Brigitte Perenyi | |
Birth Name: | Brigitte Sossou Perenyi |
Birth Date: | 1990 |
Birth Place: | Togo |
Nationality: | Ghanaian |
Occupation: | Documentary producer |
Brigitte Sossou Perenyi (born in Togo in 1990) is a Ghanaian documentary producer. She lived under conditions of slavery after being kidnapped at the age of seven and sent to Ghanaian sanctuary where Trokosi, or wife of the gods, was a secular practice that sends young women to forced labor to redeem the sins of their relatives.[1] [2] [3] She was adopted by an American art forger and as an adult she returned to Ghana to see the charity that helped her, the Ghanaian family who looked after her and her birth family in Togo. Stories of her life have won awards and in 2018 she was chosen as one of the BBC's 100 Women.
She was born in Togo in 1990. She was the fifth of six children.[4]
When she was seven-years-old, her mother sent her to stay with her uncle in, Lome, the capital of Togo where she would be able to go to school. Brigitte was kidnapped by her uncle and taken to a Ghanaian sanctuary to pay for the adultery crime committed by her uncle, according to the Trojan tradition. The priests would wake her at five. She didn't understand the language but she would sweep and clean before doing work on a farm for the rest of the day. She was not sexually abused but she was not given an education. This practice had survived for more than 300 years and was finally made illegal in Ghana in 1998, although it has continued and no priest has ever been tried. Communities in Ghana, Benin, and Togo continued to practice Trokosi illegally. The year in which Brigitte entered the sanctuary, the country had 5,000 women and girls in Trokosi .[5] [6]
In 1997, the 60-minute US program of the CBS chain showed the world the conditions in which Brigitte lived through a documentary titled My Stolen Childhood. With the help of the NGO International Needs which was started by Juliana Dogbadzi, Kenneth Perenyi decided to go to Ghana in order to release her. Perenyi had made a fortune from forging paintings and was under investigation by the FBI.[7] Nevertheless, he arranged for her to be released and she was sent to stay initially with the Ghanaian Sabaa family to learn English and to normalise her situation for about two years. In 1999, Kenneth Perenyi adopted and took her to the United States, where they had a difficult time together as Brigitte was angry and Kenneth was worried that he might be arrested for previous forgeries.[7] They spent the next 13 years together. About 20 years after being released, Brigitte returned to Togo to meet her biological family. On this trip, she documented her story with the BBC, in order to denounce trokosi practice.[8]
She returned to Ghana when she was 21 to do an internship in Accra. She was supported again by the International Needs charity. She visited the Sabaa family and they suggested that she should find her birth family in Togo. She was reunited with her four brothers, her birth parents, and a brother born after she left. Communication was not easy as she had forgotten her first language, but she learned that her parents had never known that her uncle had taken her to Ghana.
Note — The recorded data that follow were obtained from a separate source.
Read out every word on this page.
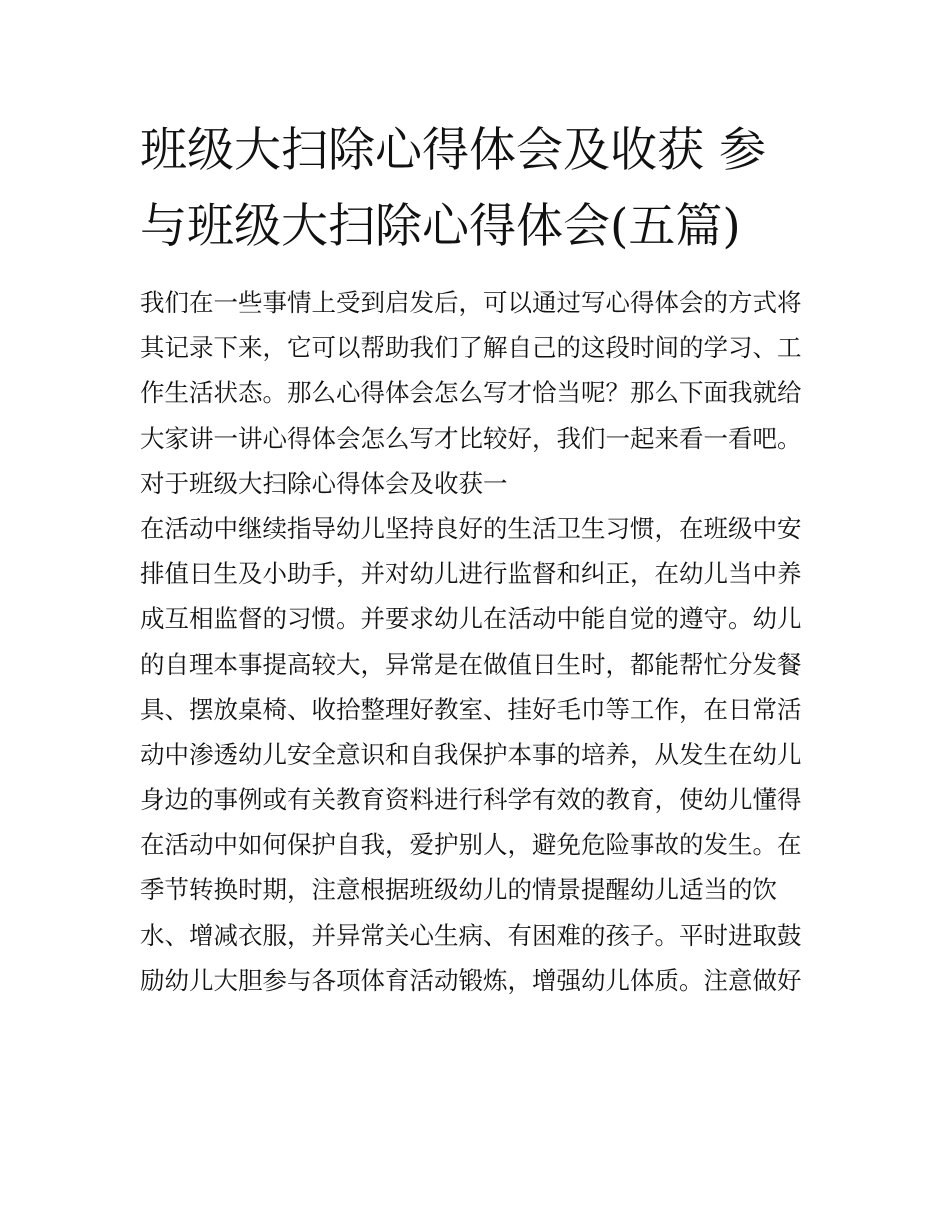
班级大扫除心得体会及收获 参
与班级大扫除心得体会(五篇)
我们在一些事情上受到启发后，可以通过写心得体会的方式将
其记录下来，它可以帮助我们了解自己的这段时间的学习、工
作生活状态。那么心得体会怎么写才恰当呢？那么下面我就给
大家讲一讲心得体会怎么写才比较好，我们一起来看一看吧。
对于班级大扫除心得体会及收获一
在活动中继续指导幼儿坚持良好的生活卫生习惯，在班级中安
排值日生及小助手，并对幼儿进行监督和纠正，在幼儿当中养
成互相监督的习惯。并要求幼儿在活动中能自觉的遵守。幼儿
的自理本事提高较大，异常是在做值日生时，都能帮忙分发餐
具、摆放桌椅、收拾整理好教室、挂好毛巾等工作，在日常活
动中渗透幼儿安全意识和自我保护本事的培养，从发生在幼儿
身边的事例或有关教育资料进行科学有效的教育，使幼儿懂得
在活动中如何保护自我，爱护别人，避免危险事故的发生。在
季节转换时期，注意根据班级幼儿的情景提醒幼儿适当的饮
水、增减衣服，并异常关心生病、有困难的孩子。平时进取鼓
励幼儿大胆参与各项体育活动锻炼，增强幼儿体质。注意做好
Her uncle had refused to say where she was, and they thought that she was dead. She had previously thought they were complicit with her ill treatment and was now able to forgive them.She took a second trip three years later to write her story for Marie Claire magazine. In 2017 she returned again to Togo accompanied by a film crew funded by the European Journalism Centre and Code4Africa. She found the process empowering. The film was edited by the BBC and resulted in a programme. In the following year, she was listed in 100 Women BBC 2018. This list by the BBC brings together the 100 most influential women of the year.[9] She has said that her Christian faith which she gained with the Sabaa family has enable her to forgive her uncle and herself.
By 2017 her American foster father, Kenneth Perengi, was now settled, he was not prosecuted and his forgeries were sold so far in the past that the law no longer applied. He continued to make a living from copies, rather than forgeries, and he wrote his autobiography without mentioning the rescue he was involved in.[7]
In 2021 Brigitte was working as an associate producer with others creating African documentaries for Westerners and Africans.[10]